Affinity Purification of Proteins in Tag-Free Form: Split Intein-Mediated Ultrarapid Purification (SIRP).
Additional Document Info
Proteins purified using affinity-based chromatography often exploit a recombinant affinity tag. Existing methods for the removal of the extraneous tag, needed for many applications, suffer from poor efficiency and/or high cost. Here we describe a simple, efficient, and potentially low-cost approach-split intein-mediated ultrarapid purification (SIRP)-for both the purification of the desired tagged protein from Escherichia coli lysate and removal of the tag in less than 1 h. The N- and C-fragment of a self-cleaving variant of a naturally split DnaE intein from Nostoc punctiforme are genetically fused to the N-terminus of an affinity tag and a protein of interest (POI), respectively. The N-intein/affinity tag is used to functionalize an affinity resin. The high affinity between the N- and C-fragment of DnaE intein enables the POI to be purified from the lysate via affinity to the resin, and the intein-mediated C-terminal cleavage reaction causes tagless POI to be released into the flow-through.
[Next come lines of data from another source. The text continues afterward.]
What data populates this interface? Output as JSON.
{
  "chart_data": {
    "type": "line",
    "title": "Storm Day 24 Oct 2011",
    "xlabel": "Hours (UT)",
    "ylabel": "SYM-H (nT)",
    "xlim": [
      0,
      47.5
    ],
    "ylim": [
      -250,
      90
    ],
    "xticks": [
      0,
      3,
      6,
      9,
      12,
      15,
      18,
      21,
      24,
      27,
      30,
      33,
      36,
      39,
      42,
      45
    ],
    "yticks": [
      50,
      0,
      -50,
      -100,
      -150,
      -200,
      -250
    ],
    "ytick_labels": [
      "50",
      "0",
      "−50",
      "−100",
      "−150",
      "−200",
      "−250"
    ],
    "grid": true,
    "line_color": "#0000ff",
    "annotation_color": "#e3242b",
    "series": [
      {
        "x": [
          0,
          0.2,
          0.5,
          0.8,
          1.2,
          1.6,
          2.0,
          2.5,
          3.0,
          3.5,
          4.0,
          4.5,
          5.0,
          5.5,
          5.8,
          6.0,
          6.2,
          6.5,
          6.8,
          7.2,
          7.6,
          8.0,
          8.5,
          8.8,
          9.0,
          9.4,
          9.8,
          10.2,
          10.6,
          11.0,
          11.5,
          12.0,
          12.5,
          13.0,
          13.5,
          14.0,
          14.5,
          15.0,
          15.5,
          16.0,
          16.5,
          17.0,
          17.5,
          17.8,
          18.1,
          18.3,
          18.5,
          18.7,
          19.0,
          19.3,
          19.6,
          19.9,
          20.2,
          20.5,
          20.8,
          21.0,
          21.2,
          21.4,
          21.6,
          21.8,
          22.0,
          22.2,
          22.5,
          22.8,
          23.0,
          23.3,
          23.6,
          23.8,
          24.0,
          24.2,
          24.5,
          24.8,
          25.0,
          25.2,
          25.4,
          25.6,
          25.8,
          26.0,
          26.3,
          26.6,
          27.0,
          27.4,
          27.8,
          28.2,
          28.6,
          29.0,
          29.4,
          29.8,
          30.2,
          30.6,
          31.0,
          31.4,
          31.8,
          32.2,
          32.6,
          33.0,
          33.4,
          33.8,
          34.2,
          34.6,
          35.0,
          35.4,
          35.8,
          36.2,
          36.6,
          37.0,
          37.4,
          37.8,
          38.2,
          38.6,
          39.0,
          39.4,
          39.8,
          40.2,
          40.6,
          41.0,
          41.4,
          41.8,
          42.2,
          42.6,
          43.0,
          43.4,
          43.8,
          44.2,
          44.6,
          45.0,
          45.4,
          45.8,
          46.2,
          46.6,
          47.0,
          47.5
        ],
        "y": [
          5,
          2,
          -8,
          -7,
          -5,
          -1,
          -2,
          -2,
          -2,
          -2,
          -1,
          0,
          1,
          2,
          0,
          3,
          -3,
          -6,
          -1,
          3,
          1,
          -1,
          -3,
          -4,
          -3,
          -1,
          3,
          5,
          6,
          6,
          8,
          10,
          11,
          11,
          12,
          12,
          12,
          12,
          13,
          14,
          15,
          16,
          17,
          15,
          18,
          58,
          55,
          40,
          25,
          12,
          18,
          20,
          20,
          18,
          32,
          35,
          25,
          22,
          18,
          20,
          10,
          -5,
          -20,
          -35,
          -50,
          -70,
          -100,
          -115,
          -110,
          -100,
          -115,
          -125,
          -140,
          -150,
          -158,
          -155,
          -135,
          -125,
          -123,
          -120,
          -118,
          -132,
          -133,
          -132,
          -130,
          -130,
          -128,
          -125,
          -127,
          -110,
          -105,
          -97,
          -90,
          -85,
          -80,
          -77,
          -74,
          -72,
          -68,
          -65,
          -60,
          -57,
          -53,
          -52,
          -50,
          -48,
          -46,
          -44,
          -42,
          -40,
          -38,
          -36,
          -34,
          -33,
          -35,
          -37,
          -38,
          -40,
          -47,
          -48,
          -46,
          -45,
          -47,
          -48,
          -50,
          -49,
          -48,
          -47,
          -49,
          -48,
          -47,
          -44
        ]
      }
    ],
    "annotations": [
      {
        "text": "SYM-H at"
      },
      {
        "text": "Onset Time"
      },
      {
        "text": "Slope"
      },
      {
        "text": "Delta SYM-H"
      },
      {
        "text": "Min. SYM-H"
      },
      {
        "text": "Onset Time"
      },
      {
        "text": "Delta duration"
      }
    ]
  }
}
The intein cleavage reaction is strongly inhibited by divalent ions (e.g., Zn2+) under non-reducing conditions and is significantly enhanced by reducing conditions. The POI is cleaved efficiently regardless of the identity of the N-terminal amino acid except in the cases of threonine and proline, and the N-intein-functionalized affinity resin can be regenerated for multiple cycles of use.